On 02/09/2011 09:09 PM, Daniel Gibson wrote:
> Am 09.02.2011 21:08, schrieb Ary Manzana:
>> On 2/9/11 3:54 PM, bearophile wrote:
>>> - There is no need to learn to use a function with a weird syntax like iota,
>>> coming from APL. This makes Phobos and learning D a bit simpler.
>>
>> I would recommend stop using "weird" names for functions. Sorry if this sounds a
>> little harsh but the only reason I see this function is called "iota" is to
>> demonstrate knowledge (or to sound cool). But programmers using a language don't
>> care about whether the other programmer demonstrates knowledge behind a function
>> name, they just want to get things done, fast.
>>
>> I mean, if I want to create a range of numbers I would search "range". "iota"

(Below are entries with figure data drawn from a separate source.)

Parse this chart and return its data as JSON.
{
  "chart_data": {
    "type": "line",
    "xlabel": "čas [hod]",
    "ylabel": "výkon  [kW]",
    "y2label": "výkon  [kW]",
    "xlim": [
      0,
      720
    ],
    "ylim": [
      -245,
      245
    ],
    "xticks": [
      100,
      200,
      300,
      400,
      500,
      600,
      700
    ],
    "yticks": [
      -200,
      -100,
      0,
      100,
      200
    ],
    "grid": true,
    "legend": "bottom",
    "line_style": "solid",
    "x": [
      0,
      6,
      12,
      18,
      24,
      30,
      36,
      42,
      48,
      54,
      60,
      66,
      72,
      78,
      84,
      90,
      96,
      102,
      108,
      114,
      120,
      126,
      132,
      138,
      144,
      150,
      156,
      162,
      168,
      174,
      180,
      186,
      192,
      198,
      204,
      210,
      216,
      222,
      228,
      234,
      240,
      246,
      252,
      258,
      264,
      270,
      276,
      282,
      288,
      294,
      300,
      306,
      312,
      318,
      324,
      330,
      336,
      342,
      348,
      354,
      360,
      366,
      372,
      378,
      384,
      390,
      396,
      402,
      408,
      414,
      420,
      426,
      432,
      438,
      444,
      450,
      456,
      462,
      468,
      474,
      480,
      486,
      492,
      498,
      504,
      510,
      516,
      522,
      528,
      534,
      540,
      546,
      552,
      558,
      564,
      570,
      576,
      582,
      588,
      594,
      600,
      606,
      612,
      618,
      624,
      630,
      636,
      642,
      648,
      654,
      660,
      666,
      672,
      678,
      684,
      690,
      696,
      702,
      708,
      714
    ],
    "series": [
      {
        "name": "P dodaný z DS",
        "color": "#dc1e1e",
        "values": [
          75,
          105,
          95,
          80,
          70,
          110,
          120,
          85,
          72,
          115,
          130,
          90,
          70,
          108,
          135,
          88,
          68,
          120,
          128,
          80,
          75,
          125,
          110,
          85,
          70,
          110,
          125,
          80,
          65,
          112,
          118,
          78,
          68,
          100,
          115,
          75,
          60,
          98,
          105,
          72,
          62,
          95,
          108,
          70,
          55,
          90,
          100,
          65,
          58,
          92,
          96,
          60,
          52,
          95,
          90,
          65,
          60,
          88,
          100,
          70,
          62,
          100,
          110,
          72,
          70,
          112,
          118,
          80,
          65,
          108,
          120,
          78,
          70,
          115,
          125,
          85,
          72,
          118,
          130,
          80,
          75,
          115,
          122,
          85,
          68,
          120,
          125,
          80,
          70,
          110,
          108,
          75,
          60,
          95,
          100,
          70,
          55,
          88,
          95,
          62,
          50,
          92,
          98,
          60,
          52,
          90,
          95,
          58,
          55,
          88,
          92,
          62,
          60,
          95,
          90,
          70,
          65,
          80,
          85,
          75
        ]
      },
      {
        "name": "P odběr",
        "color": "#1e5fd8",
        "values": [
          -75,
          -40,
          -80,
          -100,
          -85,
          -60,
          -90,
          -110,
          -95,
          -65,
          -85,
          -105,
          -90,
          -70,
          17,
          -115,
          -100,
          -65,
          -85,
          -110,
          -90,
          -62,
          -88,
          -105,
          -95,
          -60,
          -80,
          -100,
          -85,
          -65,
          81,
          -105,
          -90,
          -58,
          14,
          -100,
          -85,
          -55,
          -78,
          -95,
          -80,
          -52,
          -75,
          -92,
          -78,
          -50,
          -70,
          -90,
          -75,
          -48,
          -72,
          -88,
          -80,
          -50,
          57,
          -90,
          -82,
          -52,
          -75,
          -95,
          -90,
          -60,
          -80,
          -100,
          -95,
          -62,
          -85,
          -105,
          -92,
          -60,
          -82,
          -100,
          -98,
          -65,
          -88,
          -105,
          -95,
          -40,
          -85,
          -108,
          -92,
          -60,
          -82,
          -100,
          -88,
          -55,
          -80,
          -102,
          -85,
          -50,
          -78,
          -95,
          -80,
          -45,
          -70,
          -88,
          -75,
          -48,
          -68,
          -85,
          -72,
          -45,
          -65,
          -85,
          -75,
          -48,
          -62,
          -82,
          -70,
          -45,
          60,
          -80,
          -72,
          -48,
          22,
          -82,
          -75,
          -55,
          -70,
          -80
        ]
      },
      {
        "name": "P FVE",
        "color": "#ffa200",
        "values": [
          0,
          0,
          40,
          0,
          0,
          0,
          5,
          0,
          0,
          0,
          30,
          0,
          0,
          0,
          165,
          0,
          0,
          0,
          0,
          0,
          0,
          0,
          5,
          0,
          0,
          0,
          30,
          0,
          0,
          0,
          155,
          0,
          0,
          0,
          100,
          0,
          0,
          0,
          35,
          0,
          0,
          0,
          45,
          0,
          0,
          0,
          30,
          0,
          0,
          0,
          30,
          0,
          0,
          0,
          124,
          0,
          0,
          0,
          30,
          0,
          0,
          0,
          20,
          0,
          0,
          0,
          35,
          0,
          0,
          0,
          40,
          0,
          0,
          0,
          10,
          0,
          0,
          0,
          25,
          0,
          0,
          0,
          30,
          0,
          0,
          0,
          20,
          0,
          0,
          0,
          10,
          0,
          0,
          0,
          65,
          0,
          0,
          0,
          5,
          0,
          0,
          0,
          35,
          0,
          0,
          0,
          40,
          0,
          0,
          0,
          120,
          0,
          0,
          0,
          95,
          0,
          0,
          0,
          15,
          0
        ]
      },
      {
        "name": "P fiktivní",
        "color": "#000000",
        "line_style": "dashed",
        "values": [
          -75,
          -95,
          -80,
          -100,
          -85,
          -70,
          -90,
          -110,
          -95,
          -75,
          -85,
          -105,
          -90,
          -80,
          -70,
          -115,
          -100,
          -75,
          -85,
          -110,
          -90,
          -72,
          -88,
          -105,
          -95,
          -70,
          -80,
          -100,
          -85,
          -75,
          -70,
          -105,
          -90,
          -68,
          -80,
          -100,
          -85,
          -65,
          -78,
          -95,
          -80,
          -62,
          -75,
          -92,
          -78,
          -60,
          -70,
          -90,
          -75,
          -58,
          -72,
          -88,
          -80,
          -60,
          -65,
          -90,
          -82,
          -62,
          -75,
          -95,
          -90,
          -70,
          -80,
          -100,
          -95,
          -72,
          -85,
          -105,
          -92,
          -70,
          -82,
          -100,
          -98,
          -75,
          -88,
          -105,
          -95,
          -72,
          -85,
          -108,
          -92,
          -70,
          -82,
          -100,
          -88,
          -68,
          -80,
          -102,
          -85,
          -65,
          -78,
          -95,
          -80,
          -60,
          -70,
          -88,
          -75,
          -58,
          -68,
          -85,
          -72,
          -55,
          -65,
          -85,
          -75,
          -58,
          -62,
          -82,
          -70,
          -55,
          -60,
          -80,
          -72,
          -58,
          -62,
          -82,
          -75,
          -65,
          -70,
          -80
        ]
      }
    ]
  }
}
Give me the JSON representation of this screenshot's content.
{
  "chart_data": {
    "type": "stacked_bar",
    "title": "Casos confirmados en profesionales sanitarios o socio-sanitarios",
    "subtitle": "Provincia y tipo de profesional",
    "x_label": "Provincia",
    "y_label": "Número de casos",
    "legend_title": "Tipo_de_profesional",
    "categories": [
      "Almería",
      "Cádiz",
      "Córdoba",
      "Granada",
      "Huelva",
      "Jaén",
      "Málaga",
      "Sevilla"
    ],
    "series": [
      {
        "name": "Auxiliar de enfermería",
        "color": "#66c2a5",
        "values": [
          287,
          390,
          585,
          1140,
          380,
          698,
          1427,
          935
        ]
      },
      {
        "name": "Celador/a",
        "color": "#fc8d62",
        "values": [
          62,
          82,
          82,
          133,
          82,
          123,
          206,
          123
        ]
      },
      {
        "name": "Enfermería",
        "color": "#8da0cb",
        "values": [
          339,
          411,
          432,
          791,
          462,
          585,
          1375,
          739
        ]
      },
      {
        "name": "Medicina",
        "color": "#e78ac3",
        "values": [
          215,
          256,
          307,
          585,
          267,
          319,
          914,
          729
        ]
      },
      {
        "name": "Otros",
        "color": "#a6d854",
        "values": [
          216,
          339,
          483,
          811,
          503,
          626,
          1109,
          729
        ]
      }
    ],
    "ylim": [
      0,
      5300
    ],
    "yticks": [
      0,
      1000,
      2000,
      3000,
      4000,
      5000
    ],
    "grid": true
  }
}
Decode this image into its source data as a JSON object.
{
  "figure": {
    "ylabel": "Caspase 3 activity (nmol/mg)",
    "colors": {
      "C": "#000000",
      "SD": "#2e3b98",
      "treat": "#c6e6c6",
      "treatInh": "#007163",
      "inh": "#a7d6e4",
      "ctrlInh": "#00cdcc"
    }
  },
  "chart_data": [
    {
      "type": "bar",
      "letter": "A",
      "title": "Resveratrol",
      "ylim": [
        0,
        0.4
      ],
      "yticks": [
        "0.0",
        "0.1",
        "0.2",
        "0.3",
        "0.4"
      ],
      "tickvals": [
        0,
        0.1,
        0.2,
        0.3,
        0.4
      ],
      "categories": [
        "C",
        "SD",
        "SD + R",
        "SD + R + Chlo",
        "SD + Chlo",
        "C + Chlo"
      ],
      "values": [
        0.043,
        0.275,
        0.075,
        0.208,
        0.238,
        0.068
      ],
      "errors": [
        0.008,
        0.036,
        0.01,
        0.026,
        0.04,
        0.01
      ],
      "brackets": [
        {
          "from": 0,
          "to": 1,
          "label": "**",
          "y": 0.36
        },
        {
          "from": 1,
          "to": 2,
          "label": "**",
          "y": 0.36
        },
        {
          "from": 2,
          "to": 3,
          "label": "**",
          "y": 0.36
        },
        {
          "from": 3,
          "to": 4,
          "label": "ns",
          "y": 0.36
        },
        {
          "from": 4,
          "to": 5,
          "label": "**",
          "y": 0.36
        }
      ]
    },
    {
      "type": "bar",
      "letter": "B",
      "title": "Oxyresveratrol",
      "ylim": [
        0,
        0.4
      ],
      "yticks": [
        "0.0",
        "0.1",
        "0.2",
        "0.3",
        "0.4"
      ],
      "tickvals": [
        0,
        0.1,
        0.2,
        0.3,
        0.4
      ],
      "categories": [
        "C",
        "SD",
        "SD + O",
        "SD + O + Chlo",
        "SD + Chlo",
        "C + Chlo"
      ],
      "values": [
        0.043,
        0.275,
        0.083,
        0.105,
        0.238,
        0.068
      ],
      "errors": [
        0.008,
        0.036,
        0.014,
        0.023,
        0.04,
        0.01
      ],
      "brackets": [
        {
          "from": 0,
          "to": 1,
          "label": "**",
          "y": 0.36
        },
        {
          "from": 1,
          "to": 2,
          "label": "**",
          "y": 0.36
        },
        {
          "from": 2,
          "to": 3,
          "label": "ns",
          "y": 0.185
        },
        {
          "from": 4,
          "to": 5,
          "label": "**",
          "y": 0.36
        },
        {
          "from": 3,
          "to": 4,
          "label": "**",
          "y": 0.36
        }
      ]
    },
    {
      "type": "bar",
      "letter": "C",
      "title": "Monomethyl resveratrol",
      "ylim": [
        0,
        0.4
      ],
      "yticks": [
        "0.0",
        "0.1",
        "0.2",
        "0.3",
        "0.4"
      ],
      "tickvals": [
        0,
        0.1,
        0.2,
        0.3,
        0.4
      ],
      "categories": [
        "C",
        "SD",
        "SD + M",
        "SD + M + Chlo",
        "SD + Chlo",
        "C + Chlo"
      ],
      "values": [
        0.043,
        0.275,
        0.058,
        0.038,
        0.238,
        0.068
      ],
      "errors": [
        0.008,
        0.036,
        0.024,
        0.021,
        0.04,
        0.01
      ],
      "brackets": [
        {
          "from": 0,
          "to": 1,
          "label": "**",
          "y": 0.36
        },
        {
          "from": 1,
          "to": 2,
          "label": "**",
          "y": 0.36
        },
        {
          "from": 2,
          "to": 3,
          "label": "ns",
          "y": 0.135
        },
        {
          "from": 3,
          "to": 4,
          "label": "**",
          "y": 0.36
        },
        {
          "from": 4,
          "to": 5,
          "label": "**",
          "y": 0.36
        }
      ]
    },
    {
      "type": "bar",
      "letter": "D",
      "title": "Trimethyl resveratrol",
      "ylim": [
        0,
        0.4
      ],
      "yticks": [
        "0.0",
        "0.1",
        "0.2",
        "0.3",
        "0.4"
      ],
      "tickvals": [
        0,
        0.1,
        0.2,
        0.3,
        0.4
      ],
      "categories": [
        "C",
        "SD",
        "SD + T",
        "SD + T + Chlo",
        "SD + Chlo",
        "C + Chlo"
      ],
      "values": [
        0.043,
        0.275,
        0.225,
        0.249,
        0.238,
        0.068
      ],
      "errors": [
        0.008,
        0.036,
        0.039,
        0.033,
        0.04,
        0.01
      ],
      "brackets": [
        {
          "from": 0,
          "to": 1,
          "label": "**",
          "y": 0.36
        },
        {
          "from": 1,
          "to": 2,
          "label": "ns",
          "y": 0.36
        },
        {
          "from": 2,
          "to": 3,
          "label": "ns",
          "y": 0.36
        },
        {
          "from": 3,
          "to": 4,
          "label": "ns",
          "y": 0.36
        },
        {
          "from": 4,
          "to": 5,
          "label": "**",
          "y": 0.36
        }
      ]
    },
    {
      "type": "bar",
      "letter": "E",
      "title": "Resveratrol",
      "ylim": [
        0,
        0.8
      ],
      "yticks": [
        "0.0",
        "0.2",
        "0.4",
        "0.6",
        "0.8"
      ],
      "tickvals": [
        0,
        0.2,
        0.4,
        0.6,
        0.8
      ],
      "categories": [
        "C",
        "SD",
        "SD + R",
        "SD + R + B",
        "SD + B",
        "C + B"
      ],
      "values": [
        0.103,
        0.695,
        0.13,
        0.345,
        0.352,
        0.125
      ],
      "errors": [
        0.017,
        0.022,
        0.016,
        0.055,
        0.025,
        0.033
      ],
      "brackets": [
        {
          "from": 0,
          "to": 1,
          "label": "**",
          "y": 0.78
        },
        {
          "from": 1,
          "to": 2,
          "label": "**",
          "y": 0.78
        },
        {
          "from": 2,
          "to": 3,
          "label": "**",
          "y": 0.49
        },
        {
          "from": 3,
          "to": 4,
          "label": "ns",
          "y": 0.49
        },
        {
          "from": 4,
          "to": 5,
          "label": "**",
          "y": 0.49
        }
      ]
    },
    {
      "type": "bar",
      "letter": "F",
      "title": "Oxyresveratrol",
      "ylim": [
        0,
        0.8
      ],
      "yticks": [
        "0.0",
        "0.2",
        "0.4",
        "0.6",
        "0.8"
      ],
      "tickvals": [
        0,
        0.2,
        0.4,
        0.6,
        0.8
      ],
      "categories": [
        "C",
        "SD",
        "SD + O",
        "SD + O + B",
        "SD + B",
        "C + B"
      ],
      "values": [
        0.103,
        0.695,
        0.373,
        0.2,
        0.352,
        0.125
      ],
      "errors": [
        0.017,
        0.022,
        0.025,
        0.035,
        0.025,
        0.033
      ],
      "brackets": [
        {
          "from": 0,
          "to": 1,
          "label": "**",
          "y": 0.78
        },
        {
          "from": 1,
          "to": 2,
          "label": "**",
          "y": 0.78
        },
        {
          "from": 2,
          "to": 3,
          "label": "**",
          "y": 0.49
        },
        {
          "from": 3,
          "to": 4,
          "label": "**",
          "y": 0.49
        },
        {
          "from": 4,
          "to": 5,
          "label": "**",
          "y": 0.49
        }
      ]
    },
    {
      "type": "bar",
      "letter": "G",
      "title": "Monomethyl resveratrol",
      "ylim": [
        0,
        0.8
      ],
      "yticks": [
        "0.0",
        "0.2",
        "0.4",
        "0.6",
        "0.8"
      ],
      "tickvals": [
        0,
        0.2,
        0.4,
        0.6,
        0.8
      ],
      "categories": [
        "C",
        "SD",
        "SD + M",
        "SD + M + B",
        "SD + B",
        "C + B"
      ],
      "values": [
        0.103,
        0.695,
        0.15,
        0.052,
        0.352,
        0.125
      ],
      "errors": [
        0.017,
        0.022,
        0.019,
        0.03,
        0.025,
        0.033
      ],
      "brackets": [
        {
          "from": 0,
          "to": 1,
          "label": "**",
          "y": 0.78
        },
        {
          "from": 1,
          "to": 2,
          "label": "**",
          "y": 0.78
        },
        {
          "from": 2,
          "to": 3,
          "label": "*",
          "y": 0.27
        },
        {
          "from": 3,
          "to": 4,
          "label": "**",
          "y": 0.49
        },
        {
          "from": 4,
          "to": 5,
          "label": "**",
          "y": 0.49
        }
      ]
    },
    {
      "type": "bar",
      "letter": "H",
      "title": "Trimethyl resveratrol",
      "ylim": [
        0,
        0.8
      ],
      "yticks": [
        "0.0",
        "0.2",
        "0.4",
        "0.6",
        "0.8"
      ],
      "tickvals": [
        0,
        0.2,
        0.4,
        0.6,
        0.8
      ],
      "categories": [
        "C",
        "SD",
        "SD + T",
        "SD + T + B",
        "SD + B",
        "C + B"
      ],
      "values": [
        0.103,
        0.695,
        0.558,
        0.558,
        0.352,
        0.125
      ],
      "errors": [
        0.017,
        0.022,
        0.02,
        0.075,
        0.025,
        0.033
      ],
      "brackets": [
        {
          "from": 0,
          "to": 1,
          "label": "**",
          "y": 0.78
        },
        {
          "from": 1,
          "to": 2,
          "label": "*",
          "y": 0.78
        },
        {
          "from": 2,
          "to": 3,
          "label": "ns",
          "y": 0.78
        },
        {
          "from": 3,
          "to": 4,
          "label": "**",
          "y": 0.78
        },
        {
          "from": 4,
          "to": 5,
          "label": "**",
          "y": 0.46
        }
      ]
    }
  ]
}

>> will never, ever come to my mind. D has to be more open to public, not only to
>> people who programmed in APL, Go or are mathematics freaks. Guess how a range is
>> called in Ruby? That's right, Range.
>>
>> Another example: retro. The documentation says "iterates a bidirectional name
>> backwards". Hm, where does "retro" appear in that text? If I want to iterate it
>> backwards, or to reverse the order, the first thing I would write is
>> reverse(range) or backwards(range), "retro" would never come to my mind.
>>
>> (and no, replies like "you can always alias xxx" are not accepted :-P)
>
> I agree that iota is a bad name, but "Range" is a bad name because it's already
> used in D.

Use "Interval". Actually better than range, because it's an international word 
(thus far easier for non-native English speakers). English very often provides 
2 words (typically one is germanic, the other imported); choose the 
international one when none is obviously better.